Tuesday, April 24, 2018

Old Fashioned and Futuristic At The Same Time? Vogue 1576

Have you ever seen a pattern that touches a special part of your brain, resonating? I always feel that way when I see a slightly weird, unusual or wonky pattern.

Vogue 1576 touched that bit of my brain the moment I saw it. I love the retro '80's feel of the sleeves with the mini length. I was a kid when this look was trending back then. I wasn't in charge of my clothing choices, so I never had the big sleeve clothes. Deciding to buy this pattern when it was released, felt like childishly cheeky rebellion.
Image result for vogue 1576Image result for vogue 1576
I love the color-blocking and seam lines of these fancy secret pajamas. Upon seeing it. I knew immediately it would be a candidate for a hand-sewing project. There are no finished garment measurements for the bust on this pattern. There is also no indication of ease. My rule of thumb on making these jersey projects is to cut based on the finished garment measurements of the bust. When that is not given, I cut my ready to wear size and tweak the seam allowance to decrease or increase where needed. 

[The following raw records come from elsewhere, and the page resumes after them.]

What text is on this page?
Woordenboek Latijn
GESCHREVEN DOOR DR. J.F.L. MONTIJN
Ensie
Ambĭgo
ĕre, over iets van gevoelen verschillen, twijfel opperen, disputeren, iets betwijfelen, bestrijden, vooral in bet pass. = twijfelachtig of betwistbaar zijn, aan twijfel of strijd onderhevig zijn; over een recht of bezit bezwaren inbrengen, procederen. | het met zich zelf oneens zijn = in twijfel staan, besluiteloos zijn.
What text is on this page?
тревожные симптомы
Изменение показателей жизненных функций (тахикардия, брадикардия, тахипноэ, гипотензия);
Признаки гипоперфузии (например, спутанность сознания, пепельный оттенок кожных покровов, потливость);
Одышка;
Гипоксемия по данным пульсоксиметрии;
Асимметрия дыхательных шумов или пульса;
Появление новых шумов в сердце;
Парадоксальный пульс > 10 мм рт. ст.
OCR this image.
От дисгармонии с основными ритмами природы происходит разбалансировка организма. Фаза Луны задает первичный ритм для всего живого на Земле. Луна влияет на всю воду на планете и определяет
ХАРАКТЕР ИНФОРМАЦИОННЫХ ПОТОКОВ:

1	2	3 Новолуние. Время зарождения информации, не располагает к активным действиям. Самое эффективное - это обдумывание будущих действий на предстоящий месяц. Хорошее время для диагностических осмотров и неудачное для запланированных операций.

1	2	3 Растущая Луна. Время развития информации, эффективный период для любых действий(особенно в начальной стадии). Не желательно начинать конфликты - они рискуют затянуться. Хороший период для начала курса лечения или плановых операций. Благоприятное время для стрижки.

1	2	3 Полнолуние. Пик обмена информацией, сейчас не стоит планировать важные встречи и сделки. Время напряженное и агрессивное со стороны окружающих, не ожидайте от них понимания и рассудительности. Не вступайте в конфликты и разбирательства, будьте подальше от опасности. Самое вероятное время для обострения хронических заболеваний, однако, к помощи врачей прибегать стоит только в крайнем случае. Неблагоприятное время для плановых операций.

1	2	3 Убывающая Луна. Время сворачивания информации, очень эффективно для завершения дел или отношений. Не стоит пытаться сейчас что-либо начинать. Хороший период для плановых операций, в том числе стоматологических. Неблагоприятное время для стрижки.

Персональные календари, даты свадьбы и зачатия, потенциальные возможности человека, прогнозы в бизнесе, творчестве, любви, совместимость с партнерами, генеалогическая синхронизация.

I made a stencil featuring mod circles and semi-circles. I chose Black and Natural cotton jersey from Nature's Fabric. I airbrushed gold fabric paint on the top layer of the center panel. (If you do not have an airbrush, Tulip Color Shots, applied in thin coats works well.) 

Next, I put the top layer on the right side of the bottom layer and sewed them together using a running stitch. The button and craft thread is twisted off the spool. I smooth it out with my fingers before stitching. I like to use a sashiko needle because it allows me to load many stitches at a time. After finishing a shape, I tie the ends off with a double knot on the wrong side.

Once the embellishment is sewn on the center panel, I created the applique texture. I separated the top layer from the bottom layer and cut away all but about 1/4 inch outside the painted area.

For garment construction, I deviated from the pattern slightly. I sewed the internal seams on my machine (3.5 stitch length) and after, I topstitched them down by hand, felling them toward the sides. I began with sewing the side fronts to the center front, then stitching the center back, followed by sewing the front to back at the sides. 

The sleeves are hemmed with a simple edge turned under and topstitched. 

All the stitching is time-consuming, but very satisfying. I love the tone-on-tone look on the Natural fabric and the contrast on the Black. 

The dress hem is left raw and will curl slightly in time.

The neckline is finished with a simple bit of bias, folded and stitched to the right side then, flipped inside. The seam allowance is hand- stitched down to keep it from rolling and add interest. 

My husband is my biggest supporter, sometimes to a fault, failing to see issues because all he sees is me. He is usually immediately effusive with praise of all my creations. When I came downstairs to show this dress to him, he was speechless; absolutely dumbstruck! When he gathered his thoughts, he expressed his fascination with this one (and my legs). He felt it was old-fashioned and looked like it was from the future at the same time. He would not have pegged this as a style for me, yet he could see my style all over it. He likes it and is confused at once. I love that!

This pattern is not for everyone. At the time of my writing this post, there are no photos or reviews of anyone having made this. I hope this dress changes a mind or two and someone else makes it. It is comfy, kooky and I think classy. My hand-sewing took a relatively short  two weeks of intermittent stitching. If you want to give it a try, this stencil and my drops stencil are available in my Etsy store and the fabric is a good deal at Nature's Fabric.

I am curious to know your thoughts on this pattern and my interpretation of it. Please be kind!